Even though queries over a LAN will normally not be noticeably slower, LANs may sometimes exhibit congestion. And all else being equal, the more servers and the more equipment being involved, the more things can go wrong.
Having established that application/database server-separation will not improve query performance (neither latency, nor throughput), what other factors are involved in the decision between co-location and separation?
- Software licensing terms may make it cheaper to put the database on its own, dedicated hardware: The less CPUs beneath on the database system, the less licensing costs. The same goes for the application server: If it is priced per CPU, it may be very expensive to pay for CPUs which are primarily used for other parts of the solution.
- Organizational aspects may dictate that the the DBA and the application server administrator each have their "own boxes". Or conversely, the organization may put an effort into operating as few servers as possible to keep administration work down.
- The optimal operating system for the database may not be the optimal operating system for the application server.
- The database server may need to run on hardware with special, high-performance storage system attachments. - While the application server (which probably doesn't perform much disk I/O) may be better off running in a virtual server, taking advantage of the flexible administration advantages of virtualization.
- Buying one very powerful piece of server hardware is sometimes more expensive than buying two servers which add up to the same horsepower. But it may also be the other way around, especially if cooling, electricity, service agreements, and rack space is taken into account.
- Handling authentication and group memberships may be easier when there is only one server. E.g., DB2 and PostgreSQL allows the operating system to handle authentication if an application connects locally, meaning that no authentication configuration needs to be set up in the application. (Don't you just hate it when passwords sneak into the version control system?)
- A mis-behaving (e.g. memory leaking) application may disturb the database if the two are running on the same system. Operating systems generally provide mechanisms for resource-constraining processes, but that can often be tricky to setup.

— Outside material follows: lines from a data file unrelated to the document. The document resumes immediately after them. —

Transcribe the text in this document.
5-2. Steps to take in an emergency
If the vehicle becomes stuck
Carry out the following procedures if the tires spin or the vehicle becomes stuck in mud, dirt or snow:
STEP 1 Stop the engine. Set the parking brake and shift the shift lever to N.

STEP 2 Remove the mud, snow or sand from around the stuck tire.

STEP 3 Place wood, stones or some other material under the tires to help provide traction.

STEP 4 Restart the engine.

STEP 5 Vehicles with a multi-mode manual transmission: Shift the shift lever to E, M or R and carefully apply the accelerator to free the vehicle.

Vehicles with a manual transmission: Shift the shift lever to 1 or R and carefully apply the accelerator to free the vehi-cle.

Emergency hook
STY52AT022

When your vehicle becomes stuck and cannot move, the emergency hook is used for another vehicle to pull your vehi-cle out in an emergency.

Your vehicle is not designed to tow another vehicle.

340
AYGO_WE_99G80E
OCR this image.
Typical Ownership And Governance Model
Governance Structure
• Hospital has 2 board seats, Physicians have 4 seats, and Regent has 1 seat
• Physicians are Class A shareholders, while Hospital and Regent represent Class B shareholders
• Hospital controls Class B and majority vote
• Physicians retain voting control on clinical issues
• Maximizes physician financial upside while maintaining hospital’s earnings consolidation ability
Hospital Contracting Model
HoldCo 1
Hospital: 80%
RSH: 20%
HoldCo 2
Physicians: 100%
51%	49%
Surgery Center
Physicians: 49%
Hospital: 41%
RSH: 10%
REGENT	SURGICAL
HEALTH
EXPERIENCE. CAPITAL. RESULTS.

|Pro separation||Con separation|
|Misbehaving application will not be able to disturb the database as much.||Slightly higher latency.|
|May provide for more tailored installations (the database gets its perfect environment, and so does the application).||Less predictable connections on shared networks.|
|If the application server is split into two servers in combination with a load balancing system, each application server may be patched individually without affecting the database server, and with little of no visible down-time for the users.||More hardware/software/systems to maintain, monitor, backup, and document.|
|May save large amounts of money if the database and/or the application is CPU-licensed.||Potentially more base software licensing fees (operating systems, supporting software).|
|Potentially cheaper to buy two modest servers than to buy one top-of-the-market server.||Potentially more expensive to buy two servers if cooling and electricity is taken into account.|
|Allows for advanced scale-out/application-clustering scenarios.||Prevents easy packaging of a complete database+application product, such as a turn-key solution in a single VMWare or Amazon EC2 image.|
Is the situation markedly different with other DBMSes?